The industry-funded API collects information on a voluntary basis from operators of refineries, bulk terminals and pipelines. The government requires that reports be filed with the EIA.

Brent crude has increased on concern that escalating tension between Ukraine and Russia, the world’s biggest energy exporter, would disrupt shipments. Brent, which is used to price more than half of the world’s crude and, unlike WTI, can be exported, is often more sensitive to changes in the global supply-and-demand balance.

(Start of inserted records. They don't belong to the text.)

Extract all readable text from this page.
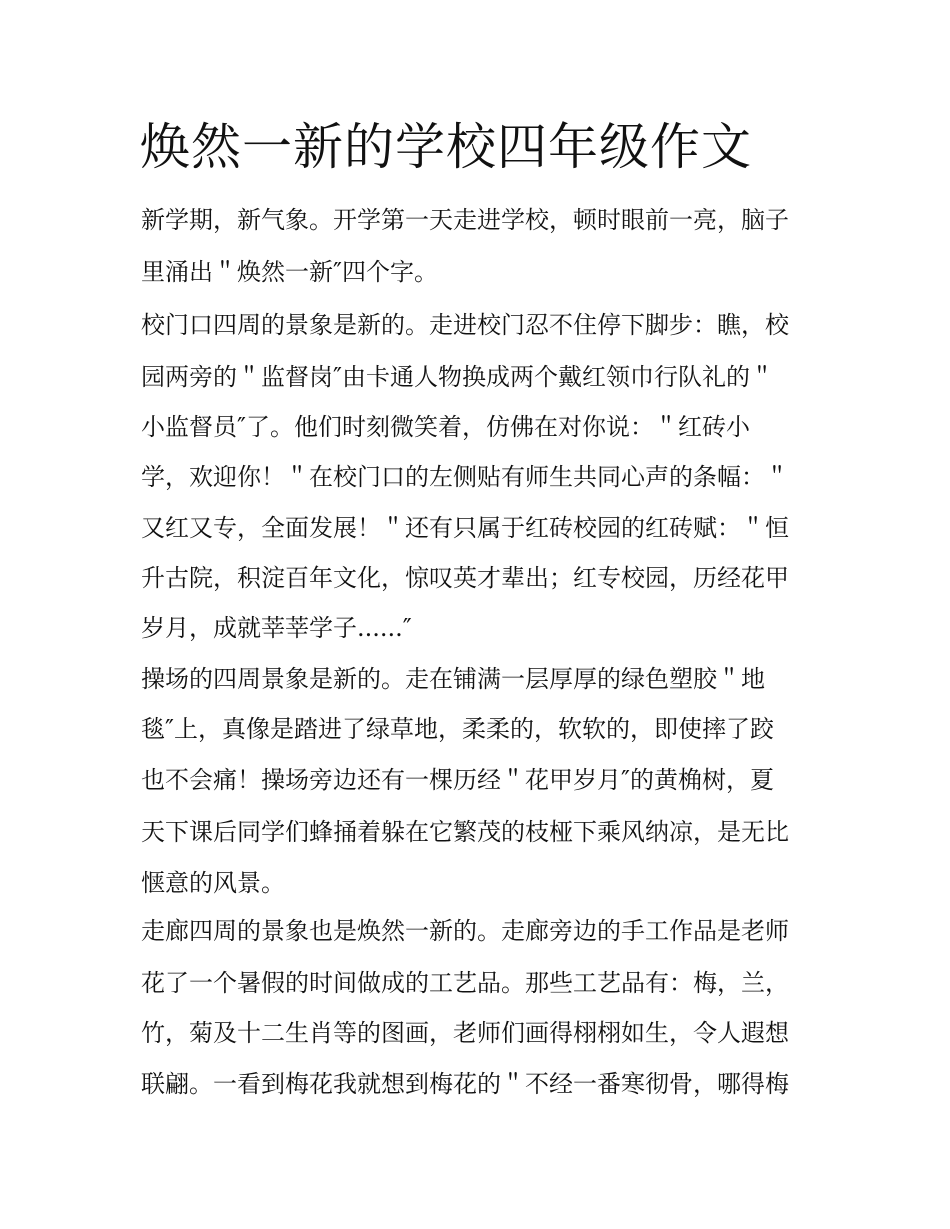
焕然一新的学校四年级作文

新学期，新气象。开学第一天走进学校，顿时眼前一亮，脑子

里涌出＂焕然一新″四个字。

校门口四周的景象是新的。走进校门忍不住停下脚步：瞧，校

园两旁的＂监督岗″由卡通人物换成两个戴红领巾行队礼的＂

小监督员″了。他们时刻微笑着，仿佛在对你说：＂红砖小

学，欢迎你！＂在校门口的左侧贴有师生共同心声的条幅：＂

又红又专，全面发展！＂还有只属于红砖校园的红砖赋：＂恒

升古院，积淀百年文化，惊叹英才辈出；红专校园，历经花甲

岁月，成就莘莘学子......″

操场的四周景象是新的。走在铺满一层厚厚的绿色塑胶＂地

毯″上，真像是踏进了绿草地，柔柔的，软软的，即使摔了跤

也不会痛！操场旁边还有一棵历经＂花甲岁月″的黄桷树，夏

天下课后同学们蜂捅着躲在它繁茂的枝桠下乘风纳凉，是无比

惬意的风景。

走廊四周的景象也是焕然一新的。走廊旁边的手工作品是老师

花了一个暑假的时间做成的工艺品。那些工艺品有：梅，兰，

竹，菊及十二生肖等的图画，老师们画得栩栩如生，令人遐想

联翩。一看到梅花我就想到梅花的＂不经一番寒彻骨，哪得梅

Libya pumped 392,000 barrels of oil today, said Mohamed Elharari, a spokesman for state-run National Oil Corp. in Tripoli. The country, which holds Africa’s largest oil reserves, produced about 1.6 million barrels a day before the rebellion that ended Muammar al-Qaddafi’s four-decade rule in 2011. Rebels in eastern Libya announced the start of their own crude exports independent of the central government, Al Nabaa TV said today.

Geopolitical Tension

“Brent is higher because of geopolitical tension in the Ukraine,” Evans said. “The news from Libya is mixed. Oil production is showing incremental improvement but the situation in the eastern part of the country doesn’t look good.”

Investors removed a net $61.6 million yesterday from U.S.- listed exchange-traded funds that invest in energy, equivalent to 1.7 percent of total assets, data compiled by Bloomberg show. They cut $25.4 million to the United States Oil Fund, the biggest oil ETF.

Implied volatility for at-the-money WTI options expiring in May was 19 percent, up from 18.8 percent yesterday, data compiled by Bloomberg showed.

Electronic trading volume on the Nymex was 640,738 contracts at 4:38 p.m. It totaled 528,265 contracts yesterday, 5.3 percent above the three-month average. Open interest was 1.69 million contracts.